Many people gather with their families on New Year's Eve to watch the Red and White Karaoke Festival ( Kohaku uta gassen ) broadcast by the national television station, NHK. Another popular New Year's Eve program is the K1 which Yoshi and I watched this year - far more aggressive, but lots of lovely six-packs to ogle! As the evening goes on, some families will make an early start for the local Shinto shrine to welcome in the New Year. Others who want to visit more famous shrines will have arrived at their destinations and will be examining the delicious food available at the many stands set up on the walkways of the shrines. Yoshi and I went to the Ishikiri Shrine on January 1st. We ate my favorite vendor snack, tai-yaki (a fish shaped cake filled with baked azuki beans) and Yoshi got a big container of yaki soba.

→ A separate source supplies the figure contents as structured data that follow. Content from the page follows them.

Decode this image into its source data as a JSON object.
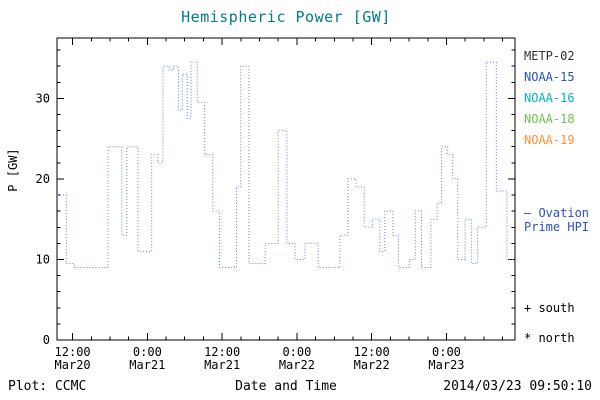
{
  "colors": {
    "title": "#007d7d",
    "line": "#5b7fd4",
    "axis": "#000000",
    "background": "#ffffff"
  },
  "chart_data": {
    "type": "line",
    "title": "Hemispheric Power [GW]",
    "xlabel": "Date and Time",
    "ylabel": "P [GW]",
    "series_name": "Ovation Prime HPI",
    "line_style": "dotted-step",
    "ylim": [
      0,
      37.5
    ],
    "y_ticks": [
      0,
      10,
      20,
      30
    ],
    "y_minor_step": 2,
    "xlim_hours_from_mar20": [
      9.5,
      83
    ],
    "x_minor_step_hours": 3,
    "x_ticks": [
      {
        "hour": 12,
        "time": "12:00",
        "date": "Mar20"
      },
      {
        "hour": 24,
        "time": "0:00",
        "date": "Mar21"
      },
      {
        "hour": 36,
        "time": "12:00",
        "date": "Mar21"
      },
      {
        "hour": 48,
        "time": "0:00",
        "date": "Mar22"
      },
      {
        "hour": 60,
        "time": "12:00",
        "date": "Mar22"
      },
      {
        "hour": 72,
        "time": "0:00",
        "date": "Mar23"
      }
    ],
    "step_points_hour_gw": [
      [
        9.5,
        18
      ],
      [
        11,
        9.5
      ],
      [
        12.3,
        9
      ],
      [
        17.7,
        24
      ],
      [
        19.9,
        13
      ],
      [
        20.7,
        24
      ],
      [
        22.5,
        11
      ],
      [
        24.7,
        23
      ],
      [
        25.7,
        22
      ],
      [
        26.5,
        34
      ],
      [
        27.5,
        33.5
      ],
      [
        28.2,
        34
      ],
      [
        29.0,
        28.5
      ],
      [
        29.6,
        33
      ],
      [
        30.4,
        27.5
      ],
      [
        31.0,
        34.5
      ],
      [
        32.0,
        29.5
      ],
      [
        33.2,
        23
      ],
      [
        34.5,
        16
      ],
      [
        35.6,
        9
      ],
      [
        38.3,
        19
      ],
      [
        39.0,
        34
      ],
      [
        40.3,
        9.5
      ],
      [
        42.9,
        12
      ],
      [
        45.0,
        26
      ],
      [
        46.4,
        12
      ],
      [
        47.7,
        10
      ],
      [
        49.3,
        12
      ],
      [
        51.4,
        9
      ],
      [
        54.9,
        13
      ],
      [
        56.2,
        20
      ],
      [
        57.5,
        19
      ],
      [
        58.8,
        14
      ],
      [
        60.1,
        15
      ],
      [
        61.3,
        11
      ],
      [
        62.1,
        16
      ],
      [
        63.4,
        13
      ],
      [
        64.3,
        9
      ],
      [
        66.0,
        10
      ],
      [
        67.0,
        16
      ],
      [
        68.0,
        9
      ],
      [
        69.5,
        15
      ],
      [
        70.5,
        17
      ],
      [
        71.2,
        24
      ],
      [
        72.2,
        23
      ],
      [
        73.0,
        20
      ],
      [
        73.8,
        10
      ],
      [
        75.0,
        15
      ],
      [
        76.0,
        9.5
      ],
      [
        77.0,
        14
      ],
      [
        78.4,
        34.5
      ],
      [
        80.0,
        18.5
      ],
      [
        81.7,
        10
      ],
      [
        83.0,
        10
      ]
    ]
  },
  "legend": {
    "satellites": [
      {
        "label": "METP-02",
        "color": "#303030"
      },
      {
        "label": "NOAA-15",
        "color": "#2a52be"
      },
      {
        "label": "NOAA-16",
        "color": "#00b0c8"
      },
      {
        "label": "NOAA-18",
        "color": "#6cc24a"
      },
      {
        "label": "NOAA-19",
        "color": "#ff9333"
      }
    ],
    "model_line1": "– Ovation",
    "model_line2": "Prime HPI",
    "model_color": "#2a52be",
    "south_marker": "+ south",
    "north_marker": "* north"
  },
  "footer": {
    "left": "Plot: CCMC",
    "right": "2014/03/23 09:50:10"
  }
}
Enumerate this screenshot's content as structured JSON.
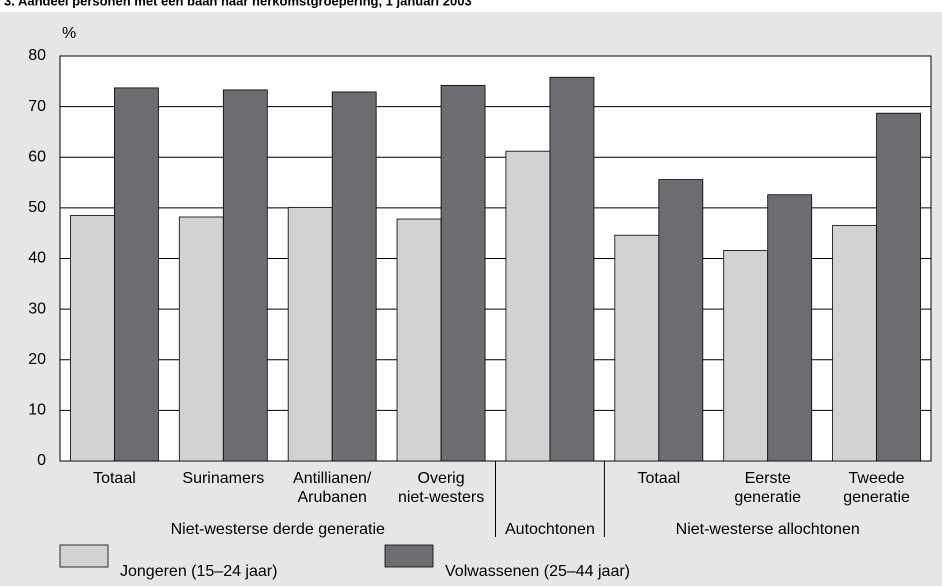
{
  "chart_data": {
    "type": "bar",
    "title": "3. Aandeel personen met een baan naar herkomstgroepering, 1 januari 2003",
    "y_label": "%",
    "categories": [
      "Totaal",
      "Surinamers",
      "Antillianen/\nArubanen",
      "Overig\nniet-westers",
      null,
      "Totaal",
      "Eerste\ngeneratie",
      "Tweede\ngeneratie"
    ],
    "groups": [
      {
        "label": "Niet-westerse derde generatie",
        "start": 0,
        "end": 3
      },
      {
        "label": "Autochtonen",
        "start": 4,
        "end": 4
      },
      {
        "label": "Niet-westerse allochtonen",
        "start": 5,
        "end": 7
      }
    ],
    "series": [
      {
        "name": "Jongeren (15–24 jaar)",
        "color": "#d2d2d2",
        "values": [
          48.5,
          48.2,
          50.1,
          47.8,
          61.2,
          44.6,
          41.6,
          46.5
        ]
      },
      {
        "name": "Volwassenen (25–44 jaar)",
        "color": "#6e6b71",
        "values": [
          73.7,
          73.3,
          72.9,
          74.2,
          75.8,
          55.6,
          52.6,
          68.7
        ]
      }
    ],
    "ylim": [
      0,
      80
    ],
    "yticks": [
      0,
      10,
      20,
      30,
      40,
      50,
      60,
      70,
      80
    ],
    "grid": true
  }
}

At midnight, the Buddhist temples toll out the requisite 108 peals on their bells summoning in the New Year. T.V. stations broadcast the centers of activity at the various major shrines around the country and show the ringing of the massive temple bells at famous temples. People at the shrines get as close as they can to the main altar and throw coins and paper money at the doorsteps of the shrine. After making their offering, they clap their hands to summon the gods, then pray.

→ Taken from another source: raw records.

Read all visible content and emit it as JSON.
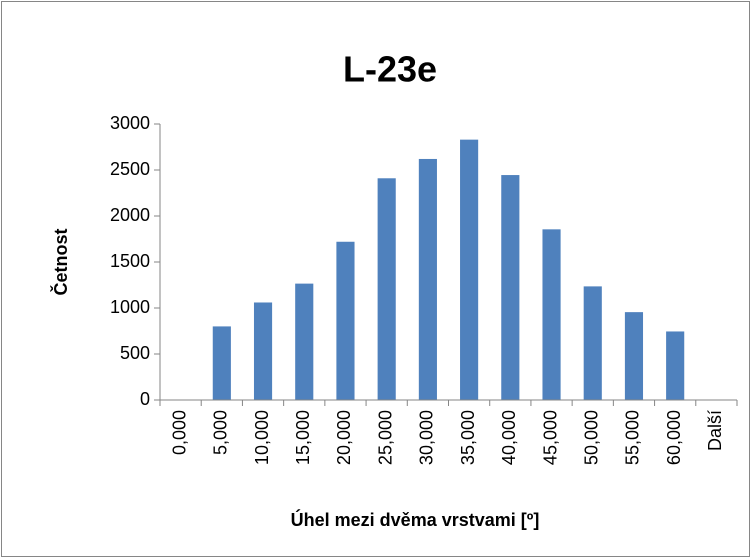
{
  "chart_data": {
    "type": "bar",
    "title": "L-23e",
    "x_label": "Úhel mezi dvěma vrstvami [º]",
    "y_label": "Četnost",
    "categories": [
      "0,000",
      "5,000",
      "10,000",
      "15,000",
      "20,000",
      "25,000",
      "30,000",
      "35,000",
      "40,000",
      "45,000",
      "50,000",
      "55,000",
      "60,000",
      "Další"
    ],
    "values": [
      0,
      800,
      1060,
      1265,
      1720,
      2410,
      2620,
      2830,
      2445,
      1855,
      1235,
      955,
      745,
      0
    ],
    "color": "#4f81bd",
    "ylim": [
      0,
      3000
    ],
    "yticks": [
      0,
      500,
      1000,
      1500,
      2000,
      2500,
      3000
    ],
    "grid": false
  }
}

Having offered their prayers, many people will draw their fortune from one of the stalls staffed by shrine maidens in white kimonos. After paying a small sum to be allowed to draw one's fortune, a box containing bamboo sticks with numbers is shaken until the tip of a stick with a number pokes its way through the hole at the top of the box. The shrine maiden looks at the number then gives the drawer a paper with a fortune printed on it corresponding to the number on the stick. After reading the fortune, many people tie it on a branch of a tree near the shrine, this is most useful if the fortune was less lucky than people hoped. Tying it to a branch near the shrine makes it luckier. I got a normal Blessing (kichi, 吉), which is considered pretty good, but I tied it to the tree anyway ;)

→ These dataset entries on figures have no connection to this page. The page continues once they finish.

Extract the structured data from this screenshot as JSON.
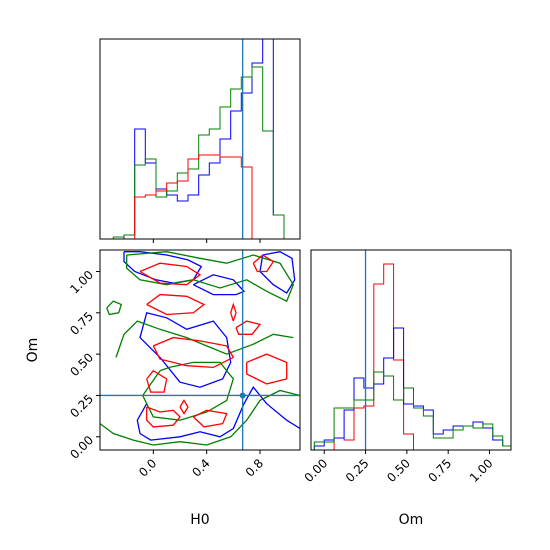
{
  "chart_data": [
    {
      "panel": "H0 marginal",
      "type": "histogram",
      "xlabel": "",
      "ylabel": "",
      "xlim": [
        -0.4,
        1.1
      ],
      "ylim": [
        0,
        1
      ],
      "y_ticks_shown": false,
      "truth_line": {
        "value": 0.67,
        "color": "#1f77b4"
      },
      "bin_edges": [
        -0.3,
        -0.22,
        -0.14,
        -0.06,
        0.02,
        0.1,
        0.18,
        0.26,
        0.34,
        0.42,
        0.5,
        0.58,
        0.66,
        0.74,
        0.82,
        0.9,
        0.98,
        1.06
      ],
      "series": [
        {
          "name": "blue",
          "color": "#0000ff",
          "counts": [
            0.0,
            0.02,
            0.55,
            0.38,
            0.25,
            0.22,
            0.19,
            0.22,
            0.32,
            0.38,
            0.5,
            0.64,
            0.73,
            0.88,
            1.0,
            0.12,
            0.0
          ]
        },
        {
          "name": "green",
          "color": "#008000",
          "counts": [
            0.01,
            0.02,
            0.37,
            0.4,
            0.21,
            0.24,
            0.33,
            0.35,
            0.52,
            0.55,
            0.66,
            0.75,
            0.81,
            0.86,
            0.54,
            0.12,
            0.0
          ]
        },
        {
          "name": "red",
          "color": "#ff0000",
          "counts": [
            0.0,
            0.0,
            0.21,
            0.22,
            0.24,
            0.28,
            0.29,
            0.4,
            0.42,
            0.42,
            0.41,
            0.41,
            0.36,
            0.0,
            0.0,
            0.0,
            0.0
          ]
        }
      ]
    },
    {
      "panel": "H0 vs Om joint",
      "type": "contour",
      "xlabel": "H0",
      "ylabel": "Om",
      "xlim": [
        -0.4,
        1.1
      ],
      "ylim": [
        -0.08,
        1.13
      ],
      "x_ticks": [
        "0.0",
        "0.4",
        "0.8"
      ],
      "y_ticks": [
        "0.00",
        "0.25",
        "0.50",
        "0.75",
        "1.00"
      ],
      "truth": {
        "H0": 0.67,
        "Om": 0.25,
        "color": "#1f77b4"
      },
      "contours": [
        {
          "color": "#0000ff",
          "paths": [
            [
              [
                -0.22,
                1.12
              ],
              [
                -0.1,
                1.12
              ],
              [
                0.1,
                1.1
              ],
              [
                0.26,
                1.07
              ],
              [
                0.36,
                1.03
              ],
              [
                0.3,
                0.95
              ],
              [
                0.15,
                0.93
              ],
              [
                0.02,
                0.95
              ],
              [
                -0.14,
                1.0
              ],
              [
                -0.22,
                1.06
              ],
              [
                -0.22,
                1.12
              ]
            ],
            [
              [
                0.3,
                0.92
              ],
              [
                0.45,
                0.98
              ],
              [
                0.6,
                0.95
              ],
              [
                0.68,
                0.88
              ],
              [
                0.62,
                0.86
              ],
              [
                0.45,
                0.86
              ],
              [
                0.3,
                0.92
              ]
            ],
            [
              [
                0.82,
                1.1
              ],
              [
                0.95,
                1.12
              ],
              [
                1.04,
                1.08
              ],
              [
                1.06,
                0.95
              ],
              [
                1.0,
                0.87
              ],
              [
                0.9,
                0.92
              ],
              [
                0.8,
                1.0
              ],
              [
                0.82,
                1.1
              ]
            ],
            [
              [
                -0.05,
                0.2
              ],
              [
                -0.12,
                0.1
              ],
              [
                -0.1,
                0.02
              ],
              [
                -0.02,
                -0.02
              ],
              [
                0.2,
                0.0
              ],
              [
                0.35,
                0.03
              ],
              [
                0.5,
                0.0
              ],
              [
                0.6,
                0.05
              ],
              [
                0.68,
                0.2
              ],
              [
                0.75,
                0.3
              ],
              [
                0.85,
                0.2
              ],
              [
                1.0,
                0.1
              ],
              [
                1.1,
                0.05
              ]
            ],
            [
              [
                0.05,
                0.48
              ],
              [
                -0.1,
                0.6
              ],
              [
                -0.05,
                0.75
              ],
              [
                0.1,
                0.72
              ],
              [
                0.25,
                0.65
              ],
              [
                0.45,
                0.7
              ],
              [
                0.55,
                0.6
              ],
              [
                0.58,
                0.45
              ],
              [
                0.52,
                0.35
              ],
              [
                0.35,
                0.3
              ],
              [
                0.2,
                0.33
              ],
              [
                0.05,
                0.48
              ]
            ]
          ]
        },
        {
          "color": "#008000",
          "paths": [
            [
              [
                -0.35,
                0.78
              ],
              [
                -0.3,
                0.82
              ],
              [
                -0.24,
                0.8
              ],
              [
                -0.26,
                0.75
              ],
              [
                -0.33,
                0.74
              ],
              [
                -0.35,
                0.78
              ]
            ],
            [
              [
                -0.2,
                1.1
              ],
              [
                0.1,
                1.12
              ],
              [
                0.35,
                1.08
              ],
              [
                0.55,
                1.05
              ],
              [
                0.75,
                1.1
              ],
              [
                0.95,
                1.05
              ],
              [
                1.05,
                0.92
              ],
              [
                1.0,
                0.82
              ],
              [
                0.85,
                0.88
              ],
              [
                0.7,
                0.95
              ],
              [
                0.5,
                0.9
              ],
              [
                0.3,
                0.95
              ],
              [
                0.1,
                0.92
              ],
              [
                -0.1,
                0.95
              ],
              [
                -0.2,
                1.02
              ],
              [
                -0.2,
                1.1
              ]
            ],
            [
              [
                -0.4,
                0.08
              ],
              [
                -0.3,
                0.02
              ],
              [
                -0.15,
                -0.02
              ],
              [
                0.0,
                -0.05
              ],
              [
                0.2,
                -0.03
              ],
              [
                0.4,
                -0.05
              ],
              [
                0.58,
                0.0
              ],
              [
                0.7,
                0.1
              ],
              [
                0.8,
                0.22
              ],
              [
                0.95,
                0.28
              ],
              [
                1.1,
                0.25
              ]
            ],
            [
              [
                -0.28,
                0.48
              ],
              [
                -0.22,
                0.62
              ],
              [
                -0.12,
                0.7
              ],
              [
                0.05,
                0.65
              ],
              [
                0.25,
                0.6
              ],
              [
                0.4,
                0.55
              ],
              [
                0.55,
                0.5
              ],
              [
                0.75,
                0.56
              ],
              [
                0.9,
                0.62
              ],
              [
                1.05,
                0.6
              ]
            ],
            [
              [
                0.05,
                0.4
              ],
              [
                -0.08,
                0.25
              ],
              [
                0.0,
                0.12
              ],
              [
                0.2,
                0.1
              ],
              [
                0.4,
                0.15
              ],
              [
                0.55,
                0.22
              ],
              [
                0.6,
                0.35
              ],
              [
                0.5,
                0.45
              ],
              [
                0.3,
                0.45
              ],
              [
                0.12,
                0.42
              ],
              [
                0.05,
                0.4
              ]
            ]
          ]
        },
        {
          "color": "#ff0000",
          "paths": [
            [
              [
                -0.1,
                1.0
              ],
              [
                0.05,
                1.05
              ],
              [
                0.25,
                1.03
              ],
              [
                0.35,
                0.98
              ],
              [
                0.25,
                0.92
              ],
              [
                0.05,
                0.93
              ],
              [
                -0.1,
                1.0
              ]
            ],
            [
              [
                -0.05,
                0.8
              ],
              [
                0.05,
                0.86
              ],
              [
                0.25,
                0.85
              ],
              [
                0.38,
                0.8
              ],
              [
                0.3,
                0.75
              ],
              [
                0.1,
                0.74
              ],
              [
                -0.05,
                0.8
              ]
            ],
            [
              [
                0.75,
                1.05
              ],
              [
                0.82,
                1.1
              ],
              [
                0.9,
                1.06
              ],
              [
                0.85,
                1.0
              ],
              [
                0.78,
                1.0
              ],
              [
                0.75,
                1.05
              ]
            ],
            [
              [
                0.62,
                0.66
              ],
              [
                0.7,
                0.7
              ],
              [
                0.8,
                0.68
              ],
              [
                0.74,
                0.62
              ],
              [
                0.64,
                0.62
              ],
              [
                0.62,
                0.66
              ]
            ],
            [
              [
                0.6,
                0.7
              ],
              [
                0.62,
                0.75
              ],
              [
                0.6,
                0.8
              ],
              [
                0.58,
                0.75
              ],
              [
                0.6,
                0.7
              ]
            ],
            [
              [
                0.0,
                0.55
              ],
              [
                0.15,
                0.6
              ],
              [
                0.35,
                0.58
              ],
              [
                0.55,
                0.55
              ],
              [
                0.6,
                0.48
              ],
              [
                0.45,
                0.42
              ],
              [
                0.25,
                0.43
              ],
              [
                0.05,
                0.47
              ],
              [
                0.0,
                0.55
              ]
            ],
            [
              [
                -0.05,
                0.35
              ],
              [
                0.0,
                0.4
              ],
              [
                0.1,
                0.35
              ],
              [
                0.08,
                0.27
              ],
              [
                -0.02,
                0.27
              ],
              [
                -0.05,
                0.35
              ]
            ],
            [
              [
                0.7,
                0.45
              ],
              [
                0.85,
                0.5
              ],
              [
                1.0,
                0.45
              ],
              [
                1.0,
                0.35
              ],
              [
                0.85,
                0.32
              ],
              [
                0.7,
                0.38
              ],
              [
                0.7,
                0.45
              ]
            ],
            [
              [
                -0.05,
                0.18
              ],
              [
                0.05,
                0.15
              ],
              [
                0.15,
                0.16
              ],
              [
                0.2,
                0.12
              ],
              [
                0.15,
                0.07
              ],
              [
                0.0,
                0.06
              ],
              [
                -0.05,
                0.1
              ],
              [
                -0.05,
                0.18
              ]
            ],
            [
              [
                0.3,
                0.12
              ],
              [
                0.4,
                0.16
              ],
              [
                0.55,
                0.14
              ],
              [
                0.52,
                0.08
              ],
              [
                0.38,
                0.06
              ],
              [
                0.3,
                0.12
              ]
            ],
            [
              [
                0.2,
                0.18
              ],
              [
                0.23,
                0.22
              ],
              [
                0.26,
                0.18
              ],
              [
                0.23,
                0.14
              ],
              [
                0.2,
                0.18
              ]
            ]
          ]
        }
      ]
    },
    {
      "panel": "Om marginal",
      "type": "histogram",
      "xlabel": "Om",
      "ylabel": "",
      "xlim": [
        -0.08,
        1.13
      ],
      "ylim": [
        0,
        1
      ],
      "x_ticks": [
        "0.00",
        "0.25",
        "0.50",
        "0.75",
        "1.00"
      ],
      "y_ticks_shown": false,
      "truth_line": {
        "value": 0.25,
        "color": "#1f77b4"
      },
      "bin_edges": [
        -0.06,
        0.0,
        0.06,
        0.12,
        0.18,
        0.24,
        0.3,
        0.36,
        0.42,
        0.48,
        0.54,
        0.6,
        0.66,
        0.72,
        0.78,
        0.84,
        0.9,
        0.96,
        1.02,
        1.08,
        1.13
      ],
      "series": [
        {
          "name": "red",
          "color": "#ff0000",
          "counts": [
            0.0,
            0.0,
            0.06,
            0.05,
            0.21,
            0.22,
            0.83,
            0.93,
            0.45,
            0.08,
            0.0,
            0.0,
            0.0,
            0.0,
            0.0,
            0.0,
            0.0,
            0.0,
            0.0,
            0.0
          ]
        },
        {
          "name": "blue",
          "color": "#0000ff",
          "counts": [
            0.02,
            0.05,
            0.06,
            0.2,
            0.36,
            0.31,
            0.33,
            0.46,
            0.61,
            0.23,
            0.22,
            0.2,
            0.08,
            0.1,
            0.12,
            0.12,
            0.14,
            0.11,
            0.05,
            0.02
          ]
        },
        {
          "name": "green",
          "color": "#008000",
          "counts": [
            0.04,
            0.04,
            0.21,
            0.21,
            0.25,
            0.25,
            0.39,
            0.37,
            0.25,
            0.31,
            0.21,
            0.17,
            0.06,
            0.06,
            0.1,
            0.12,
            0.11,
            0.13,
            0.07,
            0.02
          ]
        }
      ]
    }
  ]
}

New Year's day is a quiet day, with most adults staying at home, watching T.V. or writing New Year's cards. Children receive monetary presents on New Year's day so young children often visit the local toy or candy stores which are open in anticipation of this. The children are given money in special small envelopes. Amounts are carefully noted by the parents, who have to keep track of the obligation toward the giver. This year, I was included in this event and was given a little envelope with some money (yay!) from Yoshi's mum - soooo lucky!

On the 2nd and 3rd days of the New Year, people start to visit friends, go shopping (many retail stores have begun to open on the 2nd due to the economy), or just continue to watch television.

Food during the New Year's tends to be special as well. Traditionally, New Year's food is placed in nestable, laquered boxes. These boxes contain food which does not spoil easily and which can obviate the need for cooking for the holidays. Contents vary from region to region, but popular items include candied black beans, fish eggs attached to seaweed, kelp, and fish. Another popular New Year's food with a regional flavor is the New Year's soup known as ozoni. In West Japan, it tends to be made with a soybean paste base giving it a whitish appearance, whereas in East Japan it tends to be made of fish stock making it more like a clear broth. This soup is usually eaten on New Year's Day, making it more of a family-oriented dish.

Visitors during the New Year's can be expected to be treated to a saucer of Japanese sake. Lovers of alcoholic beverages are encouraged to drink as much of whatever they favour and it is not unusual to find many inebriated folks making their way home on the trains and streets during this period.

All in all, japanese New Year is quite similar to Christmas back in New Zealand. It is a very family-oriented time, lots of food and drink is consumed, and many people who are not overly religious during the year, make a point of visiting shrines and temples to pray for the coming year!